Thanks for reporting this @kainth-amoldeep
@kmnip I do not think it is related to the infinite loop bug you mentioned (#184) because, in the transcriptome mode, NanoSim first selects a reference transcriptome based on the expression profiles and then based on the 2 dimensional KDE distributions, it picks an aligned length for the simulation. Therefore, max and min lengths are not used. They are only used in generating unaligned reads I believe.
That being said, dear @kainth-amoldeep would you mind trying again not using the min and max parameters and see if it works or not? In addition, you said you ensured that the transcript ids in the expression file start with "ENS". Can you also double-check if they are the same in your reference transcriptome file?
Did you calculate the expression profiles using the module provided by NanoSim? I mean did you run the NanoSim -quantify module?
@SaberHQ Good points!
@kainth-amoldeep I suggest you can also try our development code on the master branch. We have had a number of bugfixes since v3.0.0.

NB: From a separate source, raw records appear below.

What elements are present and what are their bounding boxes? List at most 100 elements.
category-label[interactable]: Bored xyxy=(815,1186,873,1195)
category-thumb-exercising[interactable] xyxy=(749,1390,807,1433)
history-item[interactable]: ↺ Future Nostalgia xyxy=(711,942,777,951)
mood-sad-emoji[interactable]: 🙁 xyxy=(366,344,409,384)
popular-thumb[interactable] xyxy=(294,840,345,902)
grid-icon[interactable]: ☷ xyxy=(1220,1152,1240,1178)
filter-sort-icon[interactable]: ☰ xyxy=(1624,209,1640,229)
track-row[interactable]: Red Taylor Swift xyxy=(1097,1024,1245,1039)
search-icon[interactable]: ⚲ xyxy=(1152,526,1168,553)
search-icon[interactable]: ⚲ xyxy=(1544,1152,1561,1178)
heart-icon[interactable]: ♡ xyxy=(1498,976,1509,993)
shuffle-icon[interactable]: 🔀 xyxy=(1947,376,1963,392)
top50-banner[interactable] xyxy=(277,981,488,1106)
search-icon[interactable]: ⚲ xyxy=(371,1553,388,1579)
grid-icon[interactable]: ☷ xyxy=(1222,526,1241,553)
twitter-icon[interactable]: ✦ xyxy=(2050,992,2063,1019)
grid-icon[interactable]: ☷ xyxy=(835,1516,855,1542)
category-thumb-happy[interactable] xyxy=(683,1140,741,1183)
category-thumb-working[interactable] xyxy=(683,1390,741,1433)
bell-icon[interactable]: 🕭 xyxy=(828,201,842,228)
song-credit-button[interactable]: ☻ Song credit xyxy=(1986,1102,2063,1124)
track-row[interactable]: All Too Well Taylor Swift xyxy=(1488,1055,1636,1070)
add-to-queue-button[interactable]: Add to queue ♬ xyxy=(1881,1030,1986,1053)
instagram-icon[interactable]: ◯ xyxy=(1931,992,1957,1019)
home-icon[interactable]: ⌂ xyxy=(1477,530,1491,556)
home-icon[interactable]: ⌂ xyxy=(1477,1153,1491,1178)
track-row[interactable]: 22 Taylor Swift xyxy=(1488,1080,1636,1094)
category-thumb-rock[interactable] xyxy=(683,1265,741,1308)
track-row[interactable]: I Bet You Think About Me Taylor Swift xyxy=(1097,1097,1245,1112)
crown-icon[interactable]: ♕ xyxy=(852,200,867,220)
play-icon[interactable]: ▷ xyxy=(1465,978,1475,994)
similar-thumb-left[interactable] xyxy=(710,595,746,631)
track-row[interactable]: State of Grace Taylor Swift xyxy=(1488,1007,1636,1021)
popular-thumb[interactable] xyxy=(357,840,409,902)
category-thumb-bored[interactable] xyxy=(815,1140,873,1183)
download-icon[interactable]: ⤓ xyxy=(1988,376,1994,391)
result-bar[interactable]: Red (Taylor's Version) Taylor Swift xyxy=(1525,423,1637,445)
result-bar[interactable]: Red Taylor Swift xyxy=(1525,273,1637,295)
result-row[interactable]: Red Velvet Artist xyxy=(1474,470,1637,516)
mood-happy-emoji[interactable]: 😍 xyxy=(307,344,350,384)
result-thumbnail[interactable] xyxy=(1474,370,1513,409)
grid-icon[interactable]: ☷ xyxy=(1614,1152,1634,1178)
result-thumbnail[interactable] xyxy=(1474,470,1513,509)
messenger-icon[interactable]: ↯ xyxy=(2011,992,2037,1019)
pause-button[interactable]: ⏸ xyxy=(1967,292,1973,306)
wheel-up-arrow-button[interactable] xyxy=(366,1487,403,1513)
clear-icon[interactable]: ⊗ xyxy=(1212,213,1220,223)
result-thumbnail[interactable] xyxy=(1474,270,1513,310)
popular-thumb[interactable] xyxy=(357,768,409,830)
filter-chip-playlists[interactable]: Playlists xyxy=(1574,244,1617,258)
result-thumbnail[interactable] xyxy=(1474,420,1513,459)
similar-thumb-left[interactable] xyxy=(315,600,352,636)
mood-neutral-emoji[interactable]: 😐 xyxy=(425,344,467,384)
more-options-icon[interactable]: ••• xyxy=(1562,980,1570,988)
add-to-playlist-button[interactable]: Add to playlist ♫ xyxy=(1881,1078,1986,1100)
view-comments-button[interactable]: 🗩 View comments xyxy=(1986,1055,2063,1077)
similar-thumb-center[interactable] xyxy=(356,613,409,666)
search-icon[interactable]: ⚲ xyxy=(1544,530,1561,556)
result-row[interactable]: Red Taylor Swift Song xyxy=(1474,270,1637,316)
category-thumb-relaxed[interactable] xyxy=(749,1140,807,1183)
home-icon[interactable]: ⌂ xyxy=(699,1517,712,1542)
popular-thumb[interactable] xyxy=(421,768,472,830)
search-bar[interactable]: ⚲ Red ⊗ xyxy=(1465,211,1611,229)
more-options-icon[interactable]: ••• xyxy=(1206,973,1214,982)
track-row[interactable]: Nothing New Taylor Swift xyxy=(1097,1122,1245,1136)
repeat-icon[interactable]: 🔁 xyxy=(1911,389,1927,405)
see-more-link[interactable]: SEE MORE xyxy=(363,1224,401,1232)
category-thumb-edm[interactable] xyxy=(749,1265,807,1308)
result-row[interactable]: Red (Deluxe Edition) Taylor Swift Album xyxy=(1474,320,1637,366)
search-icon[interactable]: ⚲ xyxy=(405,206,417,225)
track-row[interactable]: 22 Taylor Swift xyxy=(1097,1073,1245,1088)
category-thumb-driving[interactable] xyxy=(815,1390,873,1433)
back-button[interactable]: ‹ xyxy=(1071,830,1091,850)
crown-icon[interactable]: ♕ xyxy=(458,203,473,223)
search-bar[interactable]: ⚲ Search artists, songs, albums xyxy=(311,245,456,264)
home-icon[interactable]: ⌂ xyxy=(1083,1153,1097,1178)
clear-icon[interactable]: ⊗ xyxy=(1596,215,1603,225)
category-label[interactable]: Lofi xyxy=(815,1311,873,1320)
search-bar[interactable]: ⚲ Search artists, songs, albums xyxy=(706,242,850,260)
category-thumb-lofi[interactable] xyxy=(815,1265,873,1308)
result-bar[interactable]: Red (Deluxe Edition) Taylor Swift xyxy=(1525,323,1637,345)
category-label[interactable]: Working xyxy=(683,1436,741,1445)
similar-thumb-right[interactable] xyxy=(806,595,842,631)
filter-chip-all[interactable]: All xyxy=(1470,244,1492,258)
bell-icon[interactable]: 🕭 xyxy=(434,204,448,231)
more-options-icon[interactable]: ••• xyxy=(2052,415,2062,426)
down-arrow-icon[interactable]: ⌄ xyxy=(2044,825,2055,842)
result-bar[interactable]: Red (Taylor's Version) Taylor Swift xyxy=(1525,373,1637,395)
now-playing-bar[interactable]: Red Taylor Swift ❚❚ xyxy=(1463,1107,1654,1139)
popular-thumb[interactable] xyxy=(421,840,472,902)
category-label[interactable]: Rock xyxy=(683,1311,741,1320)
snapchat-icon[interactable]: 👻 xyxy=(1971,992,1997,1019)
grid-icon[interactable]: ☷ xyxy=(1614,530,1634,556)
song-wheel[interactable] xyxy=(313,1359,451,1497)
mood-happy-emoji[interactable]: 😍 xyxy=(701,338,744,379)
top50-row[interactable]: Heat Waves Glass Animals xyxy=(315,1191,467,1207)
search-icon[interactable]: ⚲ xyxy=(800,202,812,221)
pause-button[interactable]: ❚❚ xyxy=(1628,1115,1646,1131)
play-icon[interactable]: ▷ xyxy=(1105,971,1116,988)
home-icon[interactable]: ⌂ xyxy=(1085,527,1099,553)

Hi, Thanks for your comments and suggestions. I tried without min max and it was still stuck. @SaberHQ I made an expression abundance file on the basis of short read sequencing; may something has gone wrong in that in terms of nomenclature. However, I was able to simulate reads on the basis of a pretrained model. So, for now, it serves my purpose. Thanks a lot again.